Show HN: ACE – A dynamic benchmark measuring the cost to break AI agents
TL;DR
The team built 'Adversarial Cost to Exploit' (ACE), a benchmark quantifying how many tokens – expressed in dollars – an autonomous adversary must spend to breach an LLM agent, replacing binary pass/fail metrics.
Key Points
- Six budget-tier models were tested under identical agent configurations: Gemini Flash-Lite, DeepSeek v3.2, Mistral Small 4, Grok 4.1 Fast, GPT-5.4 Nano, and Claude Haiku 4.5.
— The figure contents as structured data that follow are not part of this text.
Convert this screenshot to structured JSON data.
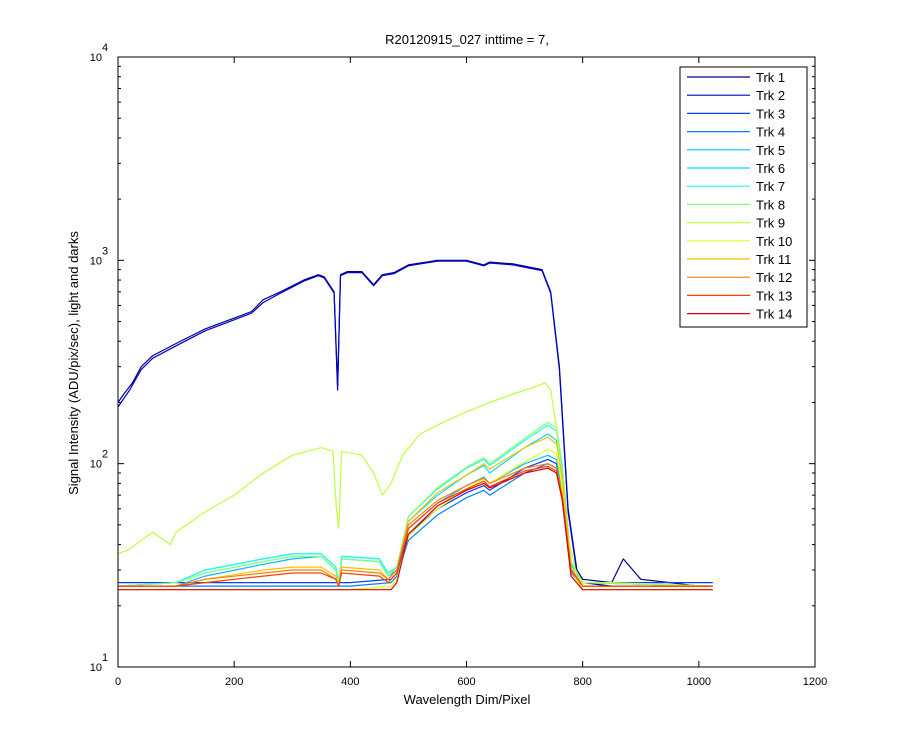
{
  "chart_data": {
    "type": "line",
    "title": "R20120915_027 inttime = 7,",
    "xlabel": "Wavelength Dim/Pixel",
    "ylabel": "Signal Intensity (ADU/pix/sec), light and darks",
    "xlim": [
      0,
      1200
    ],
    "ylim": [
      10,
      10000
    ],
    "yscale": "log",
    "grid": false,
    "legend_position": "top-right",
    "x_ticks": [
      0,
      200,
      400,
      600,
      800,
      1000,
      1200
    ],
    "x_tick_labels": [
      "0",
      "200",
      "400",
      "600",
      "800",
      "1000",
      "1200"
    ],
    "y_ticks": [
      10,
      100,
      1000,
      10000
    ],
    "y_tick_labels": [
      {
        "base": "10",
        "exp": "1"
      },
      {
        "base": "10",
        "exp": "2"
      },
      {
        "base": "10",
        "exp": "3"
      },
      {
        "base": "10",
        "exp": "4"
      }
    ],
    "series": [
      {
        "name": "Trk 1",
        "color": "#00008f",
        "x": [
          0,
          10,
          25,
          40,
          60,
          100,
          150,
          200,
          230,
          250,
          280,
          320,
          345,
          355,
          372,
          378,
          383,
          395,
          420,
          440,
          455,
          475,
          500,
          550,
          600,
          630,
          640,
          680,
          730,
          745,
          760,
          775,
          790,
          800,
          850,
          870,
          900,
          950,
          1000,
          1024
        ],
        "y": [
          200,
          220,
          250,
          300,
          340,
          390,
          460,
          520,
          560,
          640,
          700,
          800,
          850,
          830,
          700,
          240,
          850,
          880,
          880,
          760,
          850,
          870,
          950,
          1000,
          1000,
          950,
          980,
          960,
          900,
          700,
          300,
          60,
          30,
          27,
          26,
          34,
          27,
          26,
          25,
          25
        ]
      },
      {
        "name": "Trk 2",
        "color": "#0000c8",
        "x": [
          0,
          20,
          40,
          60,
          100,
          150,
          200,
          230,
          250,
          280,
          320,
          345,
          355,
          372,
          378,
          383,
          395,
          420,
          440,
          455,
          475,
          500,
          550,
          600,
          630,
          640,
          680,
          730,
          745,
          760,
          775,
          790,
          800,
          850,
          1024
        ],
        "y": [
          190,
          230,
          290,
          330,
          380,
          450,
          510,
          550,
          620,
          690,
          790,
          840,
          820,
          690,
          230,
          840,
          870,
          870,
          750,
          840,
          860,
          940,
          990,
          990,
          940,
          970,
          950,
          890,
          690,
          290,
          58,
          29,
          26,
          25,
          25
        ]
      },
      {
        "name": "Trk 3",
        "color": "#0040ff",
        "x": [
          0,
          100,
          200,
          300,
          400,
          470,
          480,
          500,
          550,
          600,
          630,
          640,
          700,
          740,
          755,
          765,
          780,
          800,
          1024
        ],
        "y": [
          26,
          26,
          26,
          26,
          26,
          27,
          29,
          45,
          60,
          72,
          78,
          74,
          95,
          105,
          100,
          70,
          30,
          26,
          26
        ]
      },
      {
        "name": "Trk 4",
        "color": "#007fff",
        "x": [
          0,
          100,
          200,
          300,
          400,
          470,
          480,
          500,
          550,
          600,
          630,
          640,
          700,
          740,
          755,
          765,
          780,
          800,
          1024
        ],
        "y": [
          25,
          25,
          25,
          25,
          25,
          26,
          28,
          42,
          56,
          68,
          74,
          70,
          90,
          100,
          95,
          66,
          29,
          25,
          25
        ]
      },
      {
        "name": "Trk 5",
        "color": "#00bfff",
        "x": [
          0,
          100,
          150,
          250,
          300,
          350,
          375,
          380,
          385,
          450,
          465,
          480,
          500,
          550,
          600,
          630,
          640,
          700,
          740,
          755,
          765,
          780,
          800,
          1024
        ],
        "y": [
          25,
          25,
          28,
          32,
          34,
          35,
          30,
          25,
          34,
          33,
          28,
          30,
          48,
          64,
          78,
          86,
          80,
          100,
          110,
          105,
          72,
          30,
          26,
          25
        ]
      },
      {
        "name": "Trk 6",
        "color": "#00dfff",
        "x": [
          0,
          100,
          150,
          250,
          300,
          350,
          375,
          380,
          385,
          450,
          465,
          480,
          500,
          550,
          600,
          630,
          640,
          700,
          740,
          755,
          765,
          780,
          800,
          1024
        ],
        "y": [
          25,
          26,
          30,
          34,
          36,
          36,
          31,
          26,
          35,
          34,
          29,
          31,
          52,
          70,
          88,
          98,
          90,
          120,
          140,
          130,
          85,
          32,
          26,
          25
        ]
      },
      {
        "name": "Trk 7",
        "color": "#20ffdf",
        "x": [
          0,
          100,
          150,
          250,
          300,
          350,
          375,
          380,
          385,
          450,
          465,
          480,
          500,
          550,
          600,
          630,
          640,
          700,
          740,
          755,
          765,
          780,
          800,
          1024
        ],
        "y": [
          25,
          26,
          30,
          34,
          36,
          36,
          31,
          26,
          35,
          34,
          29,
          31,
          55,
          75,
          95,
          105,
          98,
          130,
          155,
          145,
          95,
          33,
          26,
          25
        ]
      },
      {
        "name": "Trk 8",
        "color": "#7fff7f",
        "x": [
          0,
          100,
          150,
          250,
          300,
          350,
          375,
          380,
          385,
          450,
          465,
          480,
          500,
          550,
          600,
          630,
          640,
          700,
          740,
          755,
          765,
          780,
          800,
          1024
        ],
        "y": [
          25,
          26,
          29,
          33,
          35,
          35,
          30,
          26,
          34,
          33,
          28,
          31,
          55,
          76,
          96,
          107,
          100,
          133,
          160,
          150,
          98,
          33,
          26,
          25
        ]
      },
      {
        "name": "Trk 9",
        "color": "#bfff3f",
        "x": [
          0,
          20,
          40,
          60,
          90,
          100,
          150,
          200,
          250,
          300,
          350,
          370,
          376,
          380,
          385,
          420,
          440,
          455,
          470,
          490,
          520,
          560,
          600,
          640,
          680,
          720,
          735,
          745,
          755,
          770,
          790,
          800,
          850,
          1024
        ],
        "y": [
          36,
          38,
          42,
          46,
          40,
          46,
          58,
          70,
          90,
          110,
          120,
          115,
          60,
          48,
          115,
          110,
          90,
          70,
          80,
          110,
          140,
          160,
          180,
          200,
          220,
          240,
          250,
          230,
          150,
          50,
          28,
          26,
          26,
          25
        ]
      },
      {
        "name": "Trk 10",
        "color": "#dfff1f",
        "x": [
          0,
          100,
          200,
          300,
          400,
          470,
          480,
          500,
          550,
          600,
          630,
          640,
          700,
          740,
          755,
          765,
          780,
          800,
          1024
        ],
        "y": [
          24,
          24,
          24,
          24,
          24,
          25,
          27,
          44,
          60,
          75,
          84,
          80,
          102,
          118,
          112,
          76,
          30,
          24,
          24
        ]
      },
      {
        "name": "Trk 11",
        "color": "#ffbf00",
        "x": [
          0,
          100,
          150,
          250,
          300,
          350,
          375,
          380,
          385,
          450,
          465,
          480,
          500,
          550,
          600,
          630,
          640,
          700,
          740,
          755,
          765,
          780,
          800,
          1024
        ],
        "y": [
          25,
          25,
          27,
          30,
          31,
          31,
          28,
          25,
          31,
          30,
          27,
          30,
          52,
          72,
          88,
          100,
          94,
          120,
          135,
          125,
          85,
          31,
          25,
          25
        ]
      },
      {
        "name": "Trk 12",
        "color": "#ff7f00",
        "x": [
          0,
          100,
          150,
          250,
          300,
          350,
          375,
          380,
          385,
          450,
          465,
          480,
          500,
          550,
          600,
          630,
          640,
          700,
          740,
          755,
          765,
          780,
          800,
          1024
        ],
        "y": [
          25,
          25,
          27,
          29,
          30,
          30,
          27,
          25,
          30,
          29,
          27,
          30,
          50,
          66,
          78,
          85,
          80,
          95,
          100,
          95,
          70,
          30,
          25,
          25
        ]
      },
      {
        "name": "Trk 13",
        "color": "#ff4000",
        "x": [
          0,
          100,
          150,
          250,
          300,
          350,
          375,
          380,
          385,
          450,
          465,
          480,
          500,
          550,
          600,
          630,
          640,
          700,
          740,
          755,
          765,
          780,
          800,
          1024
        ],
        "y": [
          25,
          25,
          26,
          28,
          29,
          29,
          27,
          25,
          29,
          28,
          26,
          29,
          48,
          64,
          75,
          82,
          77,
          92,
          97,
          92,
          68,
          30,
          25,
          25
        ]
      },
      {
        "name": "Trk 14",
        "color": "#df0000",
        "x": [
          0,
          100,
          200,
          300,
          400,
          470,
          480,
          500,
          550,
          600,
          630,
          640,
          700,
          740,
          755,
          765,
          780,
          800,
          1024
        ],
        "y": [
          24,
          24,
          24,
          24,
          24,
          24,
          26,
          45,
          62,
          74,
          80,
          76,
          90,
          95,
          90,
          66,
          28,
          24,
          24
        ]
      }
    ]
  }
}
- Claude Haiku 4.5 was an order of magnitude harder to break: mean adversarial cost of $10.21 vs. $1.15 for the next-best model (GPT-5.4 Nano). The remaining four all fell below $1.
- ACE enables game-theoretic reasoning – at what cost does an attack become economically rational? That reframes AI security evaluation fundamentally.
Nauti's Take
A benchmark that prices security in dollars is not a gimmick – it speaks the language that budget holders actually understand. The fact that four of six tested models can be broken for under a dollar should alarm anyone running agents with real permissions and real data access.
The Haiku 4.5 outlier is fascinating, but caution is warranted: six models, one setup, early methodology – this is a promising first swing, not a definitive verdict. What the community needs now is independent replication and an honest debate about whether 'adversarial cost' truly holds up across different attack strategies.